A ce sujet, le président du Snapo, Messaoud Belambri, souligne que «les travaux de la première journée du 8 janvier se sont bien passés de manière générale au niveau des ateliers, notamment à l’atelier auquel nous avons participé, marqué par la participation de tous les spécialistes du secteur qui sont sortis avec une quinzaine de recommandations qui ont été retenues à l’unanimité de manière ferme et discutée». Il enchaîne que, finalement, à la lecture de ces recommandations devant le gouvernement et le Président de la République, nous avons été surpris de la modification des recommandations pourtant adoptées à l’unanimité. On ne comprend pas comment ces modifications ont été opérées et par qui ? », ajoute-t-il.

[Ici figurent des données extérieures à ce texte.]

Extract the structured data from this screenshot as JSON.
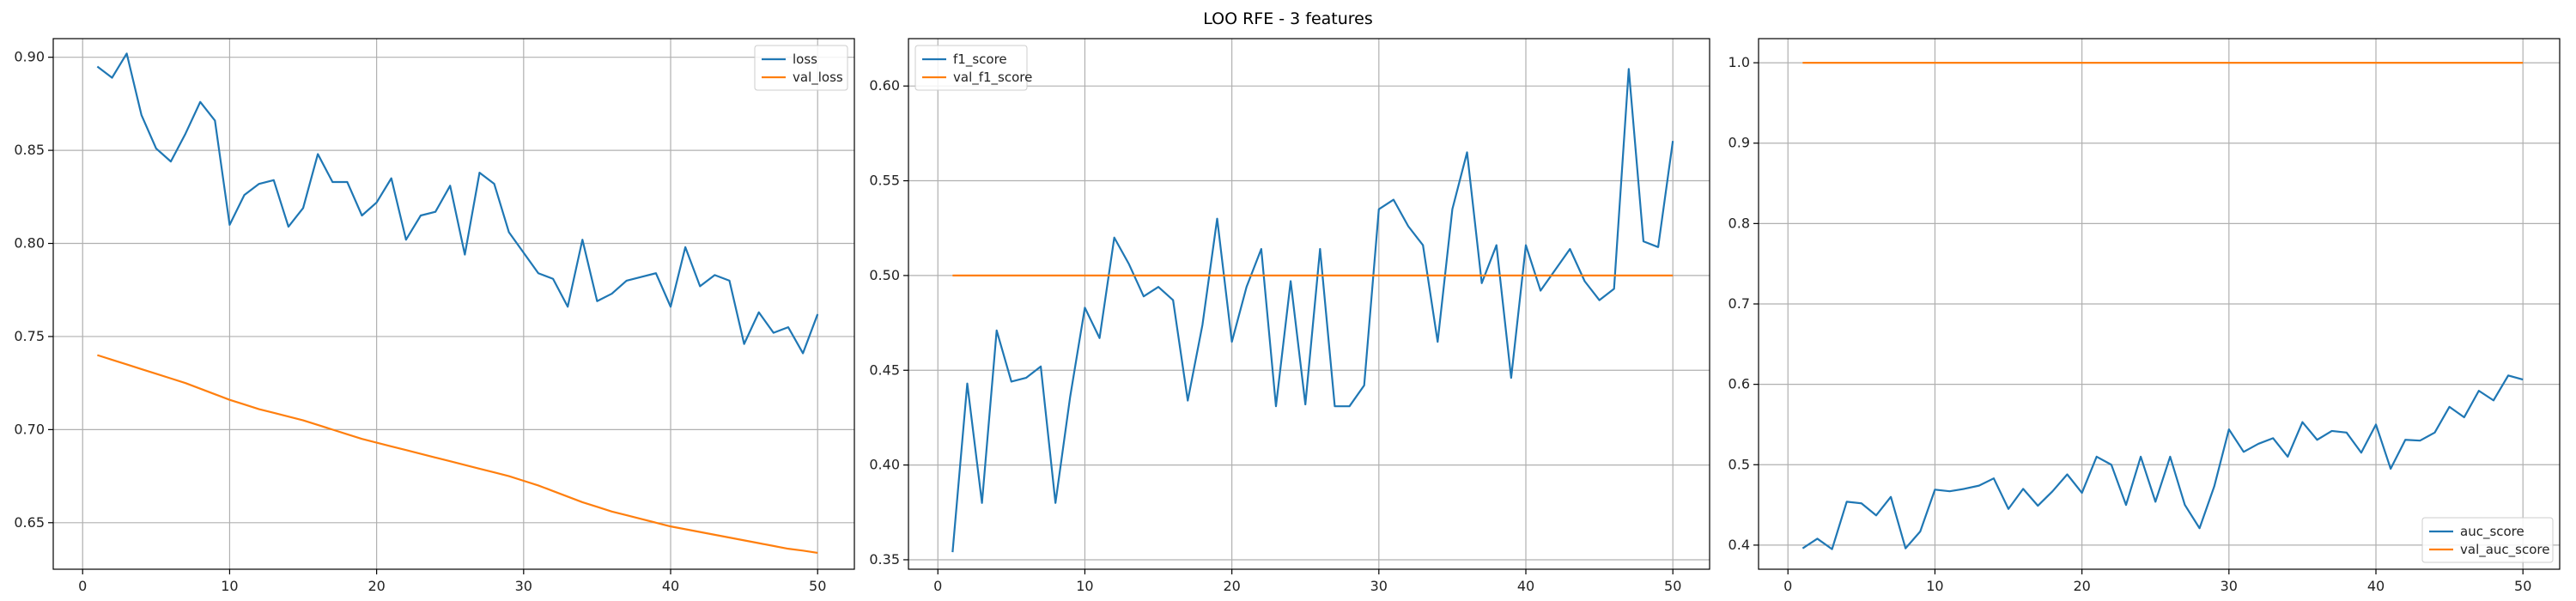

Face à cette situation, il tient à exprimer l’indignation de son syndicat face à de telles pratiques notamment concernant les points de recommandations qui préconisent «des changement fondamentaux dans la réglementation qui touchent à la profession et qui ont été lues au gouvernement et au Président», affirmant que «cela n’a pas fait l’objet de discussions lors de cet atelier».
Il estime que les appréhensions que «nous avons exprimées lors de la conférence de presse commune avec le Conseil national de l’ordre des pharmaciens, où nous avons alerté sur la nécessité de préserver et de respecter la réglementation concernant le statut des officines, se sont avérées justes». Ajoutant : «Pourtant nous avons fait preuve de bonne foi en assistant aux assises.» Le président du Snapo confie que d’autres ateliers ont subi la même chose et que de tels agissements qui ne sont pas professionnels «discréditent ce séminaire».
Tout en dénonçant la recommandation qui préconise la révision de la réglementation de l’exercice officinal notamment en matière d’installation et de transfert, Messaoud Belambri tient, encore une fois, à exprimer son indignation sur cette «façon de faire» qui est «de rassembler des délégués venant de toute l’Algérie pour travailler toute la journée dans un atelier et que les recommandations soient modifiées en lecture plénière devant le gouvernement et le Président de la République» Face à cet amer constat, il annonce une réunion des bureaux nationaux du Snapo, demain mercredi, et ceux du Conseil national, jeudi prochain, en coordination avec le Conseil de l’ordre des pharmaciens pour voir les actions qui seront menées pour réagir à cette manœuvre «dangereuse pour la profession».